The present book develops the thesis Seaford advanced in his grand and deeply engaging Money and the Early Greek Mind: Homer, Philosophy, Tragedy (2004, NDPR review). That earlier work described the consequences of monetization on mentality – not just how Greeks of the archaic and early Classical period could think but what they would think. It had a highly complex socio-economic argument, concerned especially about the dynamics of ritual sacrifice. To put it simplistically, money’s fungibility and universal solvency allowed and even encouraged the Greeks to conceive of a single stable substance underlying the contingent and plural empirical world, a conception advanced in (monistic) Presocratic philosophy. The book contended that coinage and an expanding money economy better explain the origins of this extraordinary philosophical position than alternative hypotheses, chief among them the rise in Greek poleis of isonomia and isêgoria. This is because Seaford finds those political circumstances more broadly distributed in the ancient Mediterranean than cities giving rise to this philosophical position, whereas he finds coinage, and the philosophical position, to be localized to Ionia in the 6th century.
Now Seaford seeks to provide macro comparative evidence for his claim: coinage arose in both Ionia and one other place, India, around the same time; and in both places a monistic philosophy arose, including a notion of a unified mind or consciousness. Accordingly, Seaford seeks to describe, for both cases, the generally parallel causal connections between monetization, ritual and sacrificial practice, and the conceptualization in those two places of cosmos, being, and self (especially atman and psuchê). (Seaford claims that literacy and monumental stone architecture, origins of Greek philosophy hypothesized by others, came about in India later than that country’s relevant philosophical developments, p. 14; since they are non-explanatory there, they are probably not explanatory in the Greek case.)

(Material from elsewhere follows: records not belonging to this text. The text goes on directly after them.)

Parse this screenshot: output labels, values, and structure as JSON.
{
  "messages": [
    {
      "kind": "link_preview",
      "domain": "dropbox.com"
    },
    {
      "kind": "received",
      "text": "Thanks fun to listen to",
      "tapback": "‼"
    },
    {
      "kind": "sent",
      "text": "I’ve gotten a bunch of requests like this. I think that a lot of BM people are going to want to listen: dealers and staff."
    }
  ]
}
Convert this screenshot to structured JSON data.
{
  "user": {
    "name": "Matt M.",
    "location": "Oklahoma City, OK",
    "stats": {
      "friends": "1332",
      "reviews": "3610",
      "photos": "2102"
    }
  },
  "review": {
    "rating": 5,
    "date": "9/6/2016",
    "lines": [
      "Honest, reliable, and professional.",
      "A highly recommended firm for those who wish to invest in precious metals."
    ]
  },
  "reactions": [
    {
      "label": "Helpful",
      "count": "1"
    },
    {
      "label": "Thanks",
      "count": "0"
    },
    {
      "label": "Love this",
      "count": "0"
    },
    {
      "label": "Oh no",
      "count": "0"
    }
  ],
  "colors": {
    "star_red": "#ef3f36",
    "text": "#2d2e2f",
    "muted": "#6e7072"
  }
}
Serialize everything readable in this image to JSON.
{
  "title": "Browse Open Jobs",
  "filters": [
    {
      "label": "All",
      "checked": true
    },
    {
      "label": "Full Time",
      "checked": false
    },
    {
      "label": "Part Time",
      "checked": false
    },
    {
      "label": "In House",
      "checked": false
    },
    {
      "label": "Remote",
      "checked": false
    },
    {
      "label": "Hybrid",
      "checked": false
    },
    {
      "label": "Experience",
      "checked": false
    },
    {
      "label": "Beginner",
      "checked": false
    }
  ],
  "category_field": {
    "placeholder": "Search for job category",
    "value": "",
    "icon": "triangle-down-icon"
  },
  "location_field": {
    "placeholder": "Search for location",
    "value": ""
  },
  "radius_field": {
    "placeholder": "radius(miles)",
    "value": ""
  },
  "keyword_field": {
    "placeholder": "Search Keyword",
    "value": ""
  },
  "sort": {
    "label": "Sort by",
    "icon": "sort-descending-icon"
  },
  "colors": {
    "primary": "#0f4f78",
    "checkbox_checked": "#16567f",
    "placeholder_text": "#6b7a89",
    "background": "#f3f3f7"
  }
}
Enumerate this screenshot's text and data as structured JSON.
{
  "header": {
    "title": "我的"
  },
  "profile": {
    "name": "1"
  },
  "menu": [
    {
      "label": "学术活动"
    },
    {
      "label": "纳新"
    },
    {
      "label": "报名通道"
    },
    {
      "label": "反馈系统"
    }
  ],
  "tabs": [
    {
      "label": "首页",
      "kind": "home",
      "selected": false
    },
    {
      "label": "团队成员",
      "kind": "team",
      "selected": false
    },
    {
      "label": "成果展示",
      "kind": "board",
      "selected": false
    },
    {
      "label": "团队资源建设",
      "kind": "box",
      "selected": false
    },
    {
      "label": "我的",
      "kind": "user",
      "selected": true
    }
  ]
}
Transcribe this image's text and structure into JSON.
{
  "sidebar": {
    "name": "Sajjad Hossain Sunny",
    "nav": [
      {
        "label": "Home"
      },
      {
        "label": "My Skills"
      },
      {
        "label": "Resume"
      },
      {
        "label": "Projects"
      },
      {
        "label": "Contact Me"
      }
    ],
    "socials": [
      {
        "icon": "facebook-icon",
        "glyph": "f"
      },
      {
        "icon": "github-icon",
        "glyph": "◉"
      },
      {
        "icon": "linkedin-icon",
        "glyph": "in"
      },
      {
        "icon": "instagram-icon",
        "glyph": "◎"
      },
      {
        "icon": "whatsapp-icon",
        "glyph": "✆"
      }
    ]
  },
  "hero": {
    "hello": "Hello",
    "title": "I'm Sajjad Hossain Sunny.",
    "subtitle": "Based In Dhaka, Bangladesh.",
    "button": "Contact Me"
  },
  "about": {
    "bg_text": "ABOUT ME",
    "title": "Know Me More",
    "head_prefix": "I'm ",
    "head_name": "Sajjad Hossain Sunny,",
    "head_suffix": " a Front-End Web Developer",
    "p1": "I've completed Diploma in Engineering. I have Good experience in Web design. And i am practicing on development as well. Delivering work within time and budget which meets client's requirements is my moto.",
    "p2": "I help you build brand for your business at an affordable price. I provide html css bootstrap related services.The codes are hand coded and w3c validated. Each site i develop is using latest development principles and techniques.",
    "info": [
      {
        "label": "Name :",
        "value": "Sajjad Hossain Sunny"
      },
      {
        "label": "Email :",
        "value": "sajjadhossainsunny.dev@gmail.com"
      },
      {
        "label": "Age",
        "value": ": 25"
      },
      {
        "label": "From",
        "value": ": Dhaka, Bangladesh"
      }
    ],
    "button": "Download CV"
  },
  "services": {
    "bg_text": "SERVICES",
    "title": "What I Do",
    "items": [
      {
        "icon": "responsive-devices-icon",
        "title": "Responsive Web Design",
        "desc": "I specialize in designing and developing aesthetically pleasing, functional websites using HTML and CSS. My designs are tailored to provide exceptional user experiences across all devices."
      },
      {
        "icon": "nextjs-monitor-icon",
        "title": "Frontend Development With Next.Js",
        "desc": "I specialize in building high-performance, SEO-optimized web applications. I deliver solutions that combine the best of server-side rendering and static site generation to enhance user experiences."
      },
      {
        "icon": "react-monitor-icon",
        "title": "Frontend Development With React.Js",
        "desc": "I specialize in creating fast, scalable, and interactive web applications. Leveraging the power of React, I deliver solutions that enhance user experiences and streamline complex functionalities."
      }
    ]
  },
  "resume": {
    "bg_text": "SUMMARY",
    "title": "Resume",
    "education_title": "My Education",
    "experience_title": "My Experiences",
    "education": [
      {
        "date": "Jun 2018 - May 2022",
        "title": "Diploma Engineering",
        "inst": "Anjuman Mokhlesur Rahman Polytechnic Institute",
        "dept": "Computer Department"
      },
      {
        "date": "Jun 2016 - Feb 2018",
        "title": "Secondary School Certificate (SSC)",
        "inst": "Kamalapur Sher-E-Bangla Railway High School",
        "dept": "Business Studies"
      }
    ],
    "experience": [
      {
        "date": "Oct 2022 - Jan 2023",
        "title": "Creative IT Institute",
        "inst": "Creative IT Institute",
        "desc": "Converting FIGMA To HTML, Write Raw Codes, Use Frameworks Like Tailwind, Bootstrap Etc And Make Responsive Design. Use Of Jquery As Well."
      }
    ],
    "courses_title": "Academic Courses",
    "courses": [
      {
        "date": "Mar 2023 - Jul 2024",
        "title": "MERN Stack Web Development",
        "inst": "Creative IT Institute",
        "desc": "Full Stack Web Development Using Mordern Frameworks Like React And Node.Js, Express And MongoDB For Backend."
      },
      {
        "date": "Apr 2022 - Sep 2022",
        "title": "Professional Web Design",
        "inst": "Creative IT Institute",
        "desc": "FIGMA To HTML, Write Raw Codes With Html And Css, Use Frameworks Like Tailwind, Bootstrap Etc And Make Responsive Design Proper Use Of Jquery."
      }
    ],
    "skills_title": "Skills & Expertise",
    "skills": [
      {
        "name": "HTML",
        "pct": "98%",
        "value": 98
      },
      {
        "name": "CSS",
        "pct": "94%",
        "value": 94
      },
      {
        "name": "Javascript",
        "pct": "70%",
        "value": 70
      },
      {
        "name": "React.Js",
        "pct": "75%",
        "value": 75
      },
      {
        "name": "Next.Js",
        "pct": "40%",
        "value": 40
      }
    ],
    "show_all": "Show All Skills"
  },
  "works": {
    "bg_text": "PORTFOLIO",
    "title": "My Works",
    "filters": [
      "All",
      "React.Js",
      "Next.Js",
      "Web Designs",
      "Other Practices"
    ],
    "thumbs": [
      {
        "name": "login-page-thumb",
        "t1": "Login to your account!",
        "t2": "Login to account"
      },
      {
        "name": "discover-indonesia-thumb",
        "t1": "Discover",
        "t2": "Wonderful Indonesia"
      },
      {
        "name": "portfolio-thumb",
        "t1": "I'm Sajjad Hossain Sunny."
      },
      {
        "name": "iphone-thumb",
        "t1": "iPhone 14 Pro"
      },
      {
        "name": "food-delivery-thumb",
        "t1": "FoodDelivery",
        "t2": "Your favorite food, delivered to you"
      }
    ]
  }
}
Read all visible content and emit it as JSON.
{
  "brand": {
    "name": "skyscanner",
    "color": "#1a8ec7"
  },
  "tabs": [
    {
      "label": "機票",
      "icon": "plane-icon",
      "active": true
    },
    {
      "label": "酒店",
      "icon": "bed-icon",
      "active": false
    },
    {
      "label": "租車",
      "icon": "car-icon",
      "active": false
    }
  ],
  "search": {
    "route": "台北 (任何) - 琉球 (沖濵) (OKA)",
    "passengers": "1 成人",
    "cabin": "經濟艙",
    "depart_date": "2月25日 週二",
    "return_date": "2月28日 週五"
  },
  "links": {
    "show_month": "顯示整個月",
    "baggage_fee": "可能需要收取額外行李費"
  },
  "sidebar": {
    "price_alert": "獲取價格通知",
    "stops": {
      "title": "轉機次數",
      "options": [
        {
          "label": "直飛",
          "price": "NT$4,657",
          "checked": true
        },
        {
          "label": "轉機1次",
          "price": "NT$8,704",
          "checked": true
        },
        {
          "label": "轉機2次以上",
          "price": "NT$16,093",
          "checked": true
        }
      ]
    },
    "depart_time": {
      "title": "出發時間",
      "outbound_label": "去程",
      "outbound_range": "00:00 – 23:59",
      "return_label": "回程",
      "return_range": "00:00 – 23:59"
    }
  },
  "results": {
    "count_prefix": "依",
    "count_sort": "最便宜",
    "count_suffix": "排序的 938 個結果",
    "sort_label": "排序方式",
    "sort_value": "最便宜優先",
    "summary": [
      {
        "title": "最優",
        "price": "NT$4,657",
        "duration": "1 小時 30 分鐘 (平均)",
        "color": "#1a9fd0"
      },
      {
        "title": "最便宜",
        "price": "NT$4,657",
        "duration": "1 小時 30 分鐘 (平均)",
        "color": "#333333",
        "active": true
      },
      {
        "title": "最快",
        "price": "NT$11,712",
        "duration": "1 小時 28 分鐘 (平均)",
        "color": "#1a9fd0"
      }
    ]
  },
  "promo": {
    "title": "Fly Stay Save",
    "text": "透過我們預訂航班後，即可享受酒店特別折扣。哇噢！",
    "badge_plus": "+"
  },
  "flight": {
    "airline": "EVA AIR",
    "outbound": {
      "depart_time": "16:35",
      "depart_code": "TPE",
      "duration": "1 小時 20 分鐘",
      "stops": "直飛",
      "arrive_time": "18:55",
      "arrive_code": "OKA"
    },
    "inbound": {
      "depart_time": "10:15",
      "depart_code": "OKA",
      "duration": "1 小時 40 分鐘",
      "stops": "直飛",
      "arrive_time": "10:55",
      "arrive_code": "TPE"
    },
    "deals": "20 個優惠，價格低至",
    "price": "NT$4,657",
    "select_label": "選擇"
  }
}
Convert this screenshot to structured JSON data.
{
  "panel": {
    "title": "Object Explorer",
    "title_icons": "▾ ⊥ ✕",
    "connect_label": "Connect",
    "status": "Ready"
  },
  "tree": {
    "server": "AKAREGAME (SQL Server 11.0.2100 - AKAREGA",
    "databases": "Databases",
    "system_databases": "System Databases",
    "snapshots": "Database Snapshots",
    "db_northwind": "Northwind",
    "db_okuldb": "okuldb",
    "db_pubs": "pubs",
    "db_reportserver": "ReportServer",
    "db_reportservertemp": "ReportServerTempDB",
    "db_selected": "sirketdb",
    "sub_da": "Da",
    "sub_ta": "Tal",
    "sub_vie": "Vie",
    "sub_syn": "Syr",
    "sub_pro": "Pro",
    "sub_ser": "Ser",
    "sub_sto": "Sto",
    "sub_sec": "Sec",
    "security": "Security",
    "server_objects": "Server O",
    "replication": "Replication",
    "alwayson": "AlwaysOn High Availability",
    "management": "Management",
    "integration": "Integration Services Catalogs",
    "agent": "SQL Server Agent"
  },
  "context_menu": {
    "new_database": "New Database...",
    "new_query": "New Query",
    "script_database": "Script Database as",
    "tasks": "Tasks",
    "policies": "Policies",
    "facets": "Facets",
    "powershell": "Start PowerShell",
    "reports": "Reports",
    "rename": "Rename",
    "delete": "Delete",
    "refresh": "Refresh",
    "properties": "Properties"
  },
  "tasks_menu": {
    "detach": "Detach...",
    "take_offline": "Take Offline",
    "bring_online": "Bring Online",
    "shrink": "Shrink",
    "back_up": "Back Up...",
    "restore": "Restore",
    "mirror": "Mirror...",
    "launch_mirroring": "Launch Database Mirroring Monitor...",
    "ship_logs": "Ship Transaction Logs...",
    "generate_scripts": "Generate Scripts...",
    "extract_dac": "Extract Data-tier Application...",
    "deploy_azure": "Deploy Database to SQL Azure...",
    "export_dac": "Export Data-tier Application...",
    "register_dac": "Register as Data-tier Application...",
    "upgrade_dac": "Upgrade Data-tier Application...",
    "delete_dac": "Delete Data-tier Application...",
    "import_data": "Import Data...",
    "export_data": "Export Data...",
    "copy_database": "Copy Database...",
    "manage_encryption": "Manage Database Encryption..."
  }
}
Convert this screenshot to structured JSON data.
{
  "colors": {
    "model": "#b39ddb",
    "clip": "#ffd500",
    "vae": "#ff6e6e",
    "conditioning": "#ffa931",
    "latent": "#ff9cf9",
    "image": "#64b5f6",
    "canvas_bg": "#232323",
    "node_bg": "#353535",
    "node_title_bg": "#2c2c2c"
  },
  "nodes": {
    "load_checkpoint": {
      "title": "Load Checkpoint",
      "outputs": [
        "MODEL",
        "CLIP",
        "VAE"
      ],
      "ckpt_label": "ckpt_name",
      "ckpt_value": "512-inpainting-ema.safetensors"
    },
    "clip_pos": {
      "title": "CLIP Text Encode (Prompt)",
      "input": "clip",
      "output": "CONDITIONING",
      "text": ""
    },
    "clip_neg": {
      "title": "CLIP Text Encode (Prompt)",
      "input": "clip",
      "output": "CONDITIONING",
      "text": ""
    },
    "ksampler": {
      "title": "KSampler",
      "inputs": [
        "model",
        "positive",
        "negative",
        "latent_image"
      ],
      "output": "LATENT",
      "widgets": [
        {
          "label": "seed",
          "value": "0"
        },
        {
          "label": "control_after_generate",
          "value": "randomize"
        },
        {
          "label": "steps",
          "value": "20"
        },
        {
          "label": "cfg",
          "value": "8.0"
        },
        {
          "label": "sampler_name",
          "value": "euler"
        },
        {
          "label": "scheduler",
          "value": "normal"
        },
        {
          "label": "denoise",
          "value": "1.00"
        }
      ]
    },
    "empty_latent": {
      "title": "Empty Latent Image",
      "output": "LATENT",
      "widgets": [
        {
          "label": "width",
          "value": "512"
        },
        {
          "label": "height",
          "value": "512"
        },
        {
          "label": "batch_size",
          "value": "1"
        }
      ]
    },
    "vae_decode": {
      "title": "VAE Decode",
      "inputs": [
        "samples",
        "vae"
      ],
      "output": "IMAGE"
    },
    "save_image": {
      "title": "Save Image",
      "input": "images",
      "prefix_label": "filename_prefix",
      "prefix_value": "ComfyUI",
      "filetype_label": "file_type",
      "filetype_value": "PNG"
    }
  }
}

A majority of the book elaborates the anthropology and literature of Indian religion; somewhat fewer pages, but still very many, address Greek religion and presocratic philosophy understood in that religious context. The prosodic register is of a relentlessly cumulative argument about early Indian texts and, more programmatically, claims attributed to presocratic Greek texts, with stretching tubes of explanation and analysis. The argument aims to explain both (i) the regularization of property exchange through money and (iia) the interiorization, into an “individual inner space” opened up by such monetization, of the “cosmic rite of passage” typical of Indian and Greek ritual/mystic practice along with (iib) the projection of that seemingly-discovered-but-actually-posited unified inner space onto the structure of the universe.
The question-type animating this study is: “How do we explain the advent of this metaphysics?” (p. 128, here in the context of karma). It historicizes theory in a profound, dogged, systematic, and intriguingly plausible way. This is intellectual history at its most expansive and imaginative. It is also very hard to assess.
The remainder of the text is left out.